Young people experiencing these hardships are all around us. They are putting their challenges and their hopes into their music, and they are calling us to listen. We hear this, for example, in “Live,” by Sydney from My Voice Music, a Creative Youth Development (CYD) program in Portland, Oregon that was founded to support youth mental wellbeing. As Rachel Jackson, a youth leader from Saint Louis Story Stitchers Collective, wrote in The Lewis Prize for Music’s Midcasting Toward Just Futures Report, “We want adults and the older generations to listen. Truthfully, we don’t care about how you dealt with depression ‘back in your day.’ Teens want to be heard; we want to be reassured.”

We must all be immediately purposeful in focusing on the mental well-being of our youth.

Hyde Square Task Force (Boston, MA) has long blended young people’s artistic development with community organizing. They maintained this virtually during 2020.

Thankfully, there are well-documented interventions to be made that can help protect young people from negative mental health outcomes. U.S. Surgeon General Vivek H. Murthy released a comprehensive guide to protecting youth mental health in December of 2021. This valuable Advisory includes a full section for community organizations. Likewise, the CDC emphasizes “connectedness” as a primary factor in strengthening youth mental health. Connectedness is developed by:

  • Showing care and interest in young people’s well-being and success.
  • Classroom management that enables young people to feel valued, heard, and participate.
  • Wider community relationships and service.
  • Explicitly providing support for LGBTQ+ youth, which improves outcomes for all.

The collaborative nature of artmaking can uniquely bolster youth mental health. As trusted partners of young people and families, Creative Youth Development programs and Music for Social Change programs are fully committed to creating safe spaces for the physical and emotional development of young people. This was a focus for many programs well before the pandemic and for many more since its onset. The Lewis Prize for Music’s national survey of CYD music organizations in early 2021 found that 70% of respondents named social connection as one of their primary services, alongside music making. Additionally, the percentage of such organizations that provide mental health support grew from 23% to 34% over the course of 2020.

However, considering the current full-blown emergency in child and adolescent mental health, this must be a priority for ALL programs. We are well past the point of believing that casual or inferred approaches meet the need.
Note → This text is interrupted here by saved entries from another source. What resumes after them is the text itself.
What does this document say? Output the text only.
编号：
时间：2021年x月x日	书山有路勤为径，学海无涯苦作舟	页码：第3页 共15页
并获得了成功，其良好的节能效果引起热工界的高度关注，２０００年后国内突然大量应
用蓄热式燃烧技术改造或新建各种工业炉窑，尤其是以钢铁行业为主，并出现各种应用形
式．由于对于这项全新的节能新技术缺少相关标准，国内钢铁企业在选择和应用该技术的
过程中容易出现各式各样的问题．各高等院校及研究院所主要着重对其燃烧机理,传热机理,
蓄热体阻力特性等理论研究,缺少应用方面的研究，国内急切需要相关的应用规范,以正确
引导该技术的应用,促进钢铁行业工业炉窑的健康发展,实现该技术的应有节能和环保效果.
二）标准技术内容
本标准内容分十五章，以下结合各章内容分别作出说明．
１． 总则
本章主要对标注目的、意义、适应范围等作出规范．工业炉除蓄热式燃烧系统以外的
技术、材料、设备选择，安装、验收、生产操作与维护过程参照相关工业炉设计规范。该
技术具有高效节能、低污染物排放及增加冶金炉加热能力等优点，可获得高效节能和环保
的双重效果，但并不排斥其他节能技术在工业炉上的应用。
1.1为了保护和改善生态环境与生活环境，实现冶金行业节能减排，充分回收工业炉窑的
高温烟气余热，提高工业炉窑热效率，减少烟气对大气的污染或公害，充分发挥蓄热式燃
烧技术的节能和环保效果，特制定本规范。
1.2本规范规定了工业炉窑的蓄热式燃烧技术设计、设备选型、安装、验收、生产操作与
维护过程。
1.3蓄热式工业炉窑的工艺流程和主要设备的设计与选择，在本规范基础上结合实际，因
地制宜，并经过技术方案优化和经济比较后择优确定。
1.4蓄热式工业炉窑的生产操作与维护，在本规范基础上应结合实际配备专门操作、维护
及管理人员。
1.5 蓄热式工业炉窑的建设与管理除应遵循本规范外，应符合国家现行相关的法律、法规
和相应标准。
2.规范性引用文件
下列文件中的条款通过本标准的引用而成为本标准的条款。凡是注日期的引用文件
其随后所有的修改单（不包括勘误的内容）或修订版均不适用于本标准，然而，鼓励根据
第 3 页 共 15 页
With summer programs right around the corner, there is an immediate opportunity to prioritize students’ mental health in new, more robust ways.

Your first steps can be as simple as:

  • Briefing your teaching artists and staff on this mental health crisis and using the resources linked above to start your discussions and planning.
  • Designing program activities with the explicit goal of strengthening “connectedness” among students and between students and adults.
  • Giving young people true authority to collaboratively make fundamental program decisions.
  • Incorporating and prioritizing community service activities.
  • Providing extra support and opportunities to young people most at risk.
  • Seeking new partners with mental health expertise so your efforts are connected to others in your community.
  • Accessing national resources, such as the Clay Center for Healthy Young Minds.

Infusing these practices into your program will simultaneously build up young people’s well-being and their musical development. Your students will be strengthened by the positive benefits, and you will show your entire community that music heals.